The vases, with the shapes of parabolas, hyperbolas and rectangular prisms, suspended by discreet metallic supports, align themselves with the sinuosity and formal austerity of the aesthetic proposals for the architecture of Brasília. The images advertising the sale of this family of vases in Brazil present sketches of the facade of the Palácio da Alvorada in the background, with models whose names range from “Roman”, “Greek” and “Switzerland” to “ambient” and “tropical”. Creating a friction concerning the sinuosity of the curved line without necessarily entering into discussions about ornament in Brazilian modern architecture is one of the multiple issues engendered by Lopes in the installation.

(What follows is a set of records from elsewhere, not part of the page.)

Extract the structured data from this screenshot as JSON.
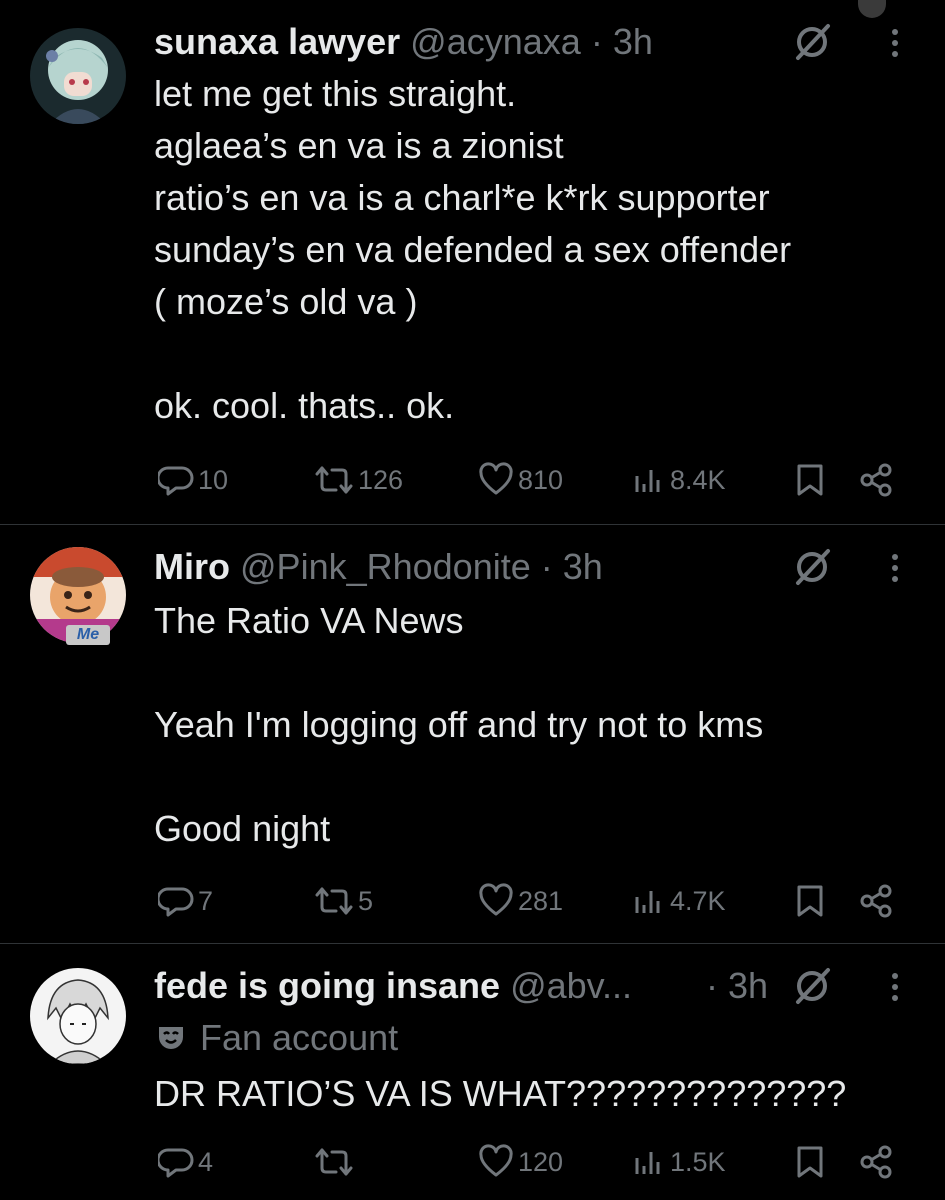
{
  "tweets": [
    {
      "name": "sunaxa lawyer",
      "handle": "@acynaxa",
      "time": "· 3h",
      "lines": [
        "let me get this straight.",
        "aglaea’s en va is a zionist",
        "ratio’s en va is a charl*e k*rk supporter",
        "sunday’s en va defended a sex offender",
        "( moze’s old va )",
        "",
        "ok. cool. thats.. ok."
      ],
      "replies": "10",
      "reposts": "126",
      "likes": "810",
      "views": "8.4K",
      "avatar_color": "#9fc7c0"
    },
    {
      "name": "Miro",
      "handle": "@Pink_Rhodonite",
      "time": "· 3h",
      "lines": [
        "The Ratio VA News",
        "",
        "Yeah I'm logging off and try not to kms",
        "",
        "Good night"
      ],
      "replies": "7",
      "reposts": "5",
      "likes": "281",
      "views": "4.7K",
      "avatar_badge": "Me",
      "avatar_color": "#e07b4a"
    },
    {
      "name": "fede is going insane",
      "handle": "@abv...",
      "time": "· 3h",
      "label": "Fan account",
      "lines": [
        "DR RATIO’S VA IS WHAT??????????????"
      ],
      "replies": "4",
      "reposts": "",
      "likes": "120",
      "views": "1.5K",
      "avatar_color": "#f2f2f2"
    }
  ],
  "icons": {
    "reply": "reply-icon",
    "repost": "repost-icon",
    "like": "heart-icon",
    "views": "views-icon",
    "bookmark": "bookmark-icon",
    "share": "share-icon",
    "grok": "grok-icon",
    "more": "more-icon"
  },
  "colors": {
    "background": "#000000",
    "text": "#e7e9ea",
    "muted": "#71767b",
    "divider": "#2f3336"
  }
}
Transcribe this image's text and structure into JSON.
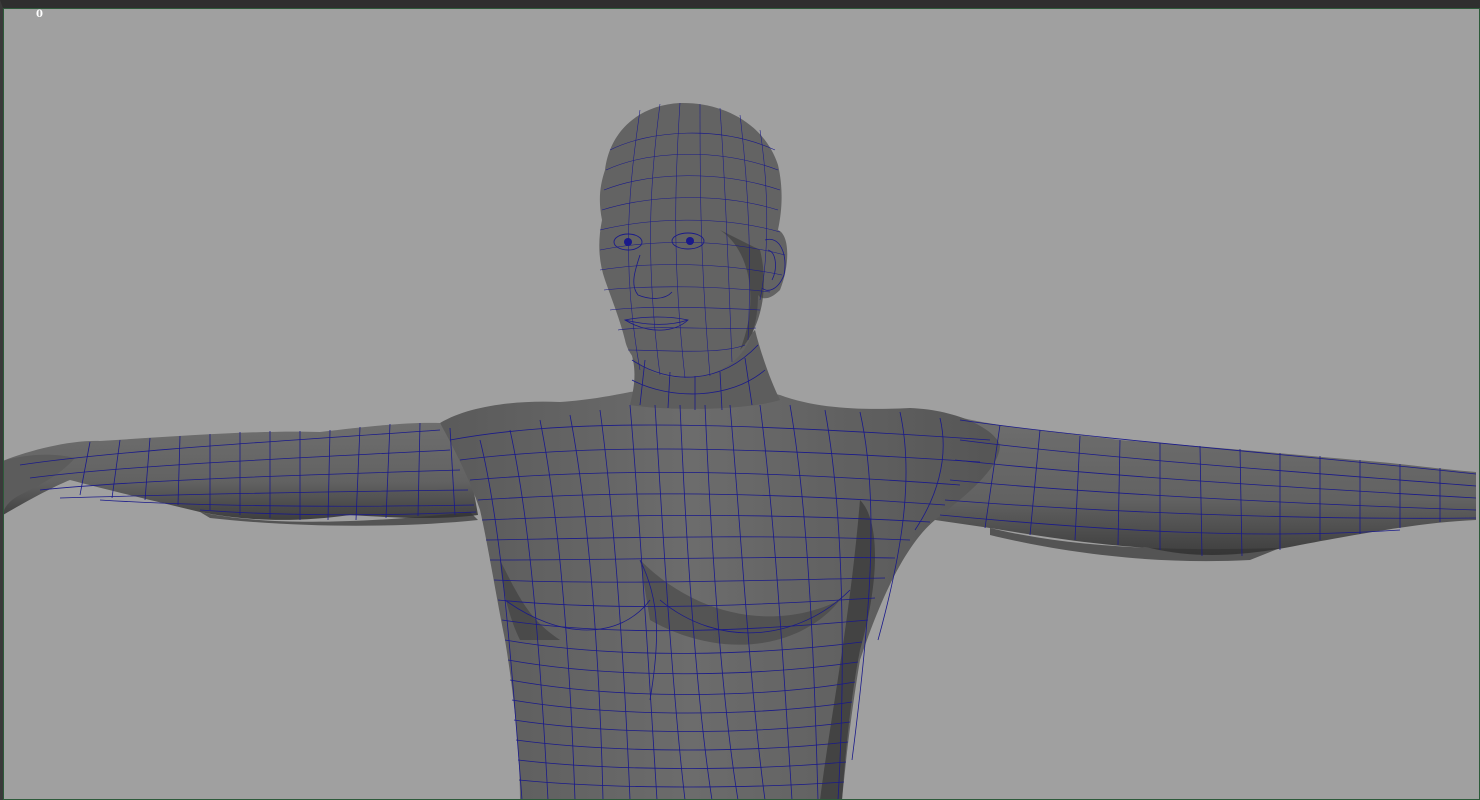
{
  "viewport": {
    "frame_counter": "0"
  },
  "scene": {
    "object": "humanoid-mesh",
    "shading": "smooth-shaded-with-wireframe",
    "colors": {
      "background": "#a0a0a0",
      "mesh_fill": "#646464",
      "mesh_shadow": "#3c3c3c",
      "mesh_highlight": "#7a7a7a",
      "wireframe": "#1a1a8a",
      "frame_counter": "#ffffff"
    }
  }
}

Asbestos, a chemical component used in the construction of this type of vases and in an extensive range of civil construction products, was banned from trade in Brazil as of 2017, due to its high carcinogenic toxicity when inhaled. Therefore, we rethink how toxic are the practices linked to a hurried, forced modernity, based on unsustainable industrial production and extractive natural resource management. Subjecting themselves to practices of this nature can lead us to consider the price that these countries were willing to pay to implement an imported and harmful project of modernity in their structure.

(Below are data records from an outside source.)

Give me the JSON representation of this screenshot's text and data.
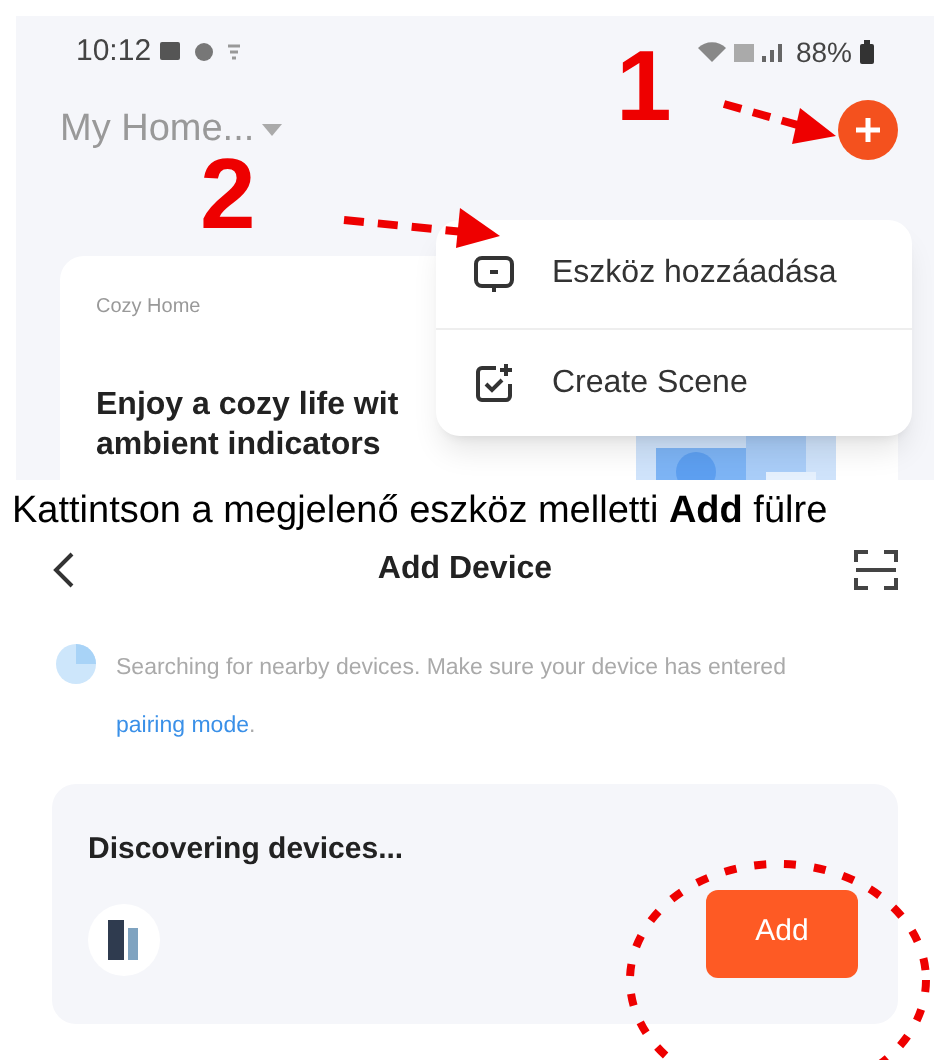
{
  "home_screen": {
    "status_bar": {
      "time": "10:12",
      "battery": "88%"
    },
    "home_selector": "My Home...",
    "card": {
      "label": "Cozy Home",
      "headline": [
        "Enjoy a cozy life wit",
        "ambient indicators"
      ]
    },
    "menu": [
      {
        "kind": "device",
        "label": "Eszköz hozzáadása"
      },
      {
        "kind": "scene",
        "label": "Create Scene"
      }
    ]
  },
  "annotations": [
    {
      "label": "1"
    },
    {
      "label": "2"
    }
  ],
  "caption": "Kattintson a megjelenő eszköz melletti **Add** fülre",
  "add_device_screen": {
    "title": "Add Device",
    "notice": "Searching for nearby devices. Make sure your device has entered ",
    "notice_link": "pairing mode",
    "notice_end": ".",
    "discovery": {
      "title": "Discovering devices...",
      "button": "Add"
    }
  }
}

How long will we repeat a problematic tradition, imagery and materially? The idea of “Brazil, a country of the future”, title of the book by Stefan Zweig originally published in 1941, and the idea that “Brazil has a huge past ahead of it”, as Millôr Fernandes claimed, clash. To understand the modern Brazilian architectural culture is to realize that decadence and development go hand in hand. Zweig defended Brazil as a land where civilization could develop peacefully after the traumas and blemishes of the Second World War, just as the European colonists found in Brazil, in the 16th century, their “New World”, and how the Brazilian government and the great extractive industries found in the Amazon pure developmental potential. Brazil is always a land of promise of dreams, gradually exhausted.

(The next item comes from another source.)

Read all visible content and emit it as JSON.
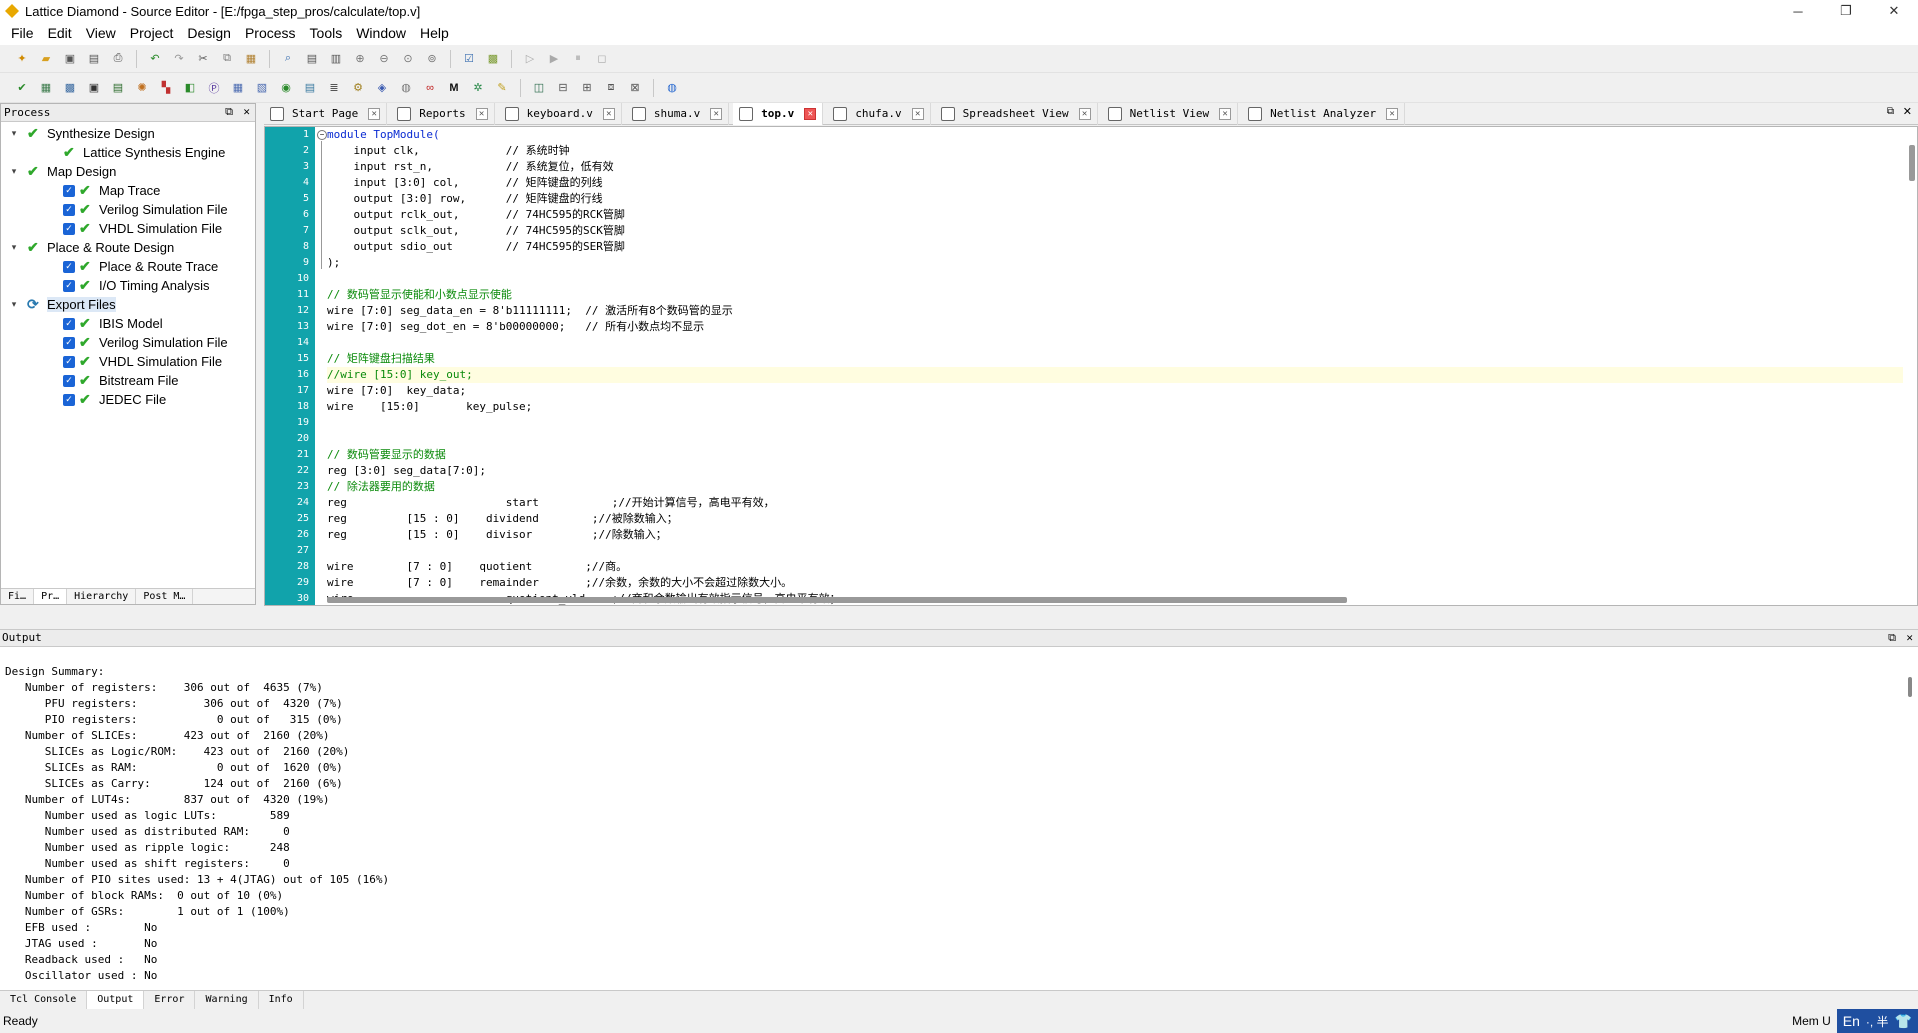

Lopes' work allows us to reflect on the oscillating and rhizomatic dynamics of the irradiating poles of artistic models, demonstrating that places can behave as a center and as a periphery at the same time, portraying an ambiguity inherent to contemporaneity and post-colonial dynamics. Brasília, for example, from a positivist and modern perspective, would be in a position on the periphery in relation to Europe, the center that established the guidelines that guided architectural modernism in a hegemonic way. At the same time, however, Brasília also established itself as a center, by radiating models resulting from Brazilian modern architecture to other cities that absorbed them. The images and aesthetic systems therefore cross the capital of Brazil, without being left unscathed by the operations and pluralities made in this movement, causing an untraceable reverberation that diffuses these images in a capillary way, at the same time that it receives them. This tug of war that pulls in both directions at the same time illustrates the cultural hybridisms that have guided Brazilian cultural production for centuries, without forgetting to denounce the imposition – sometimes subtle, other times wide open – of a Eurocentric ideological and iconological violence.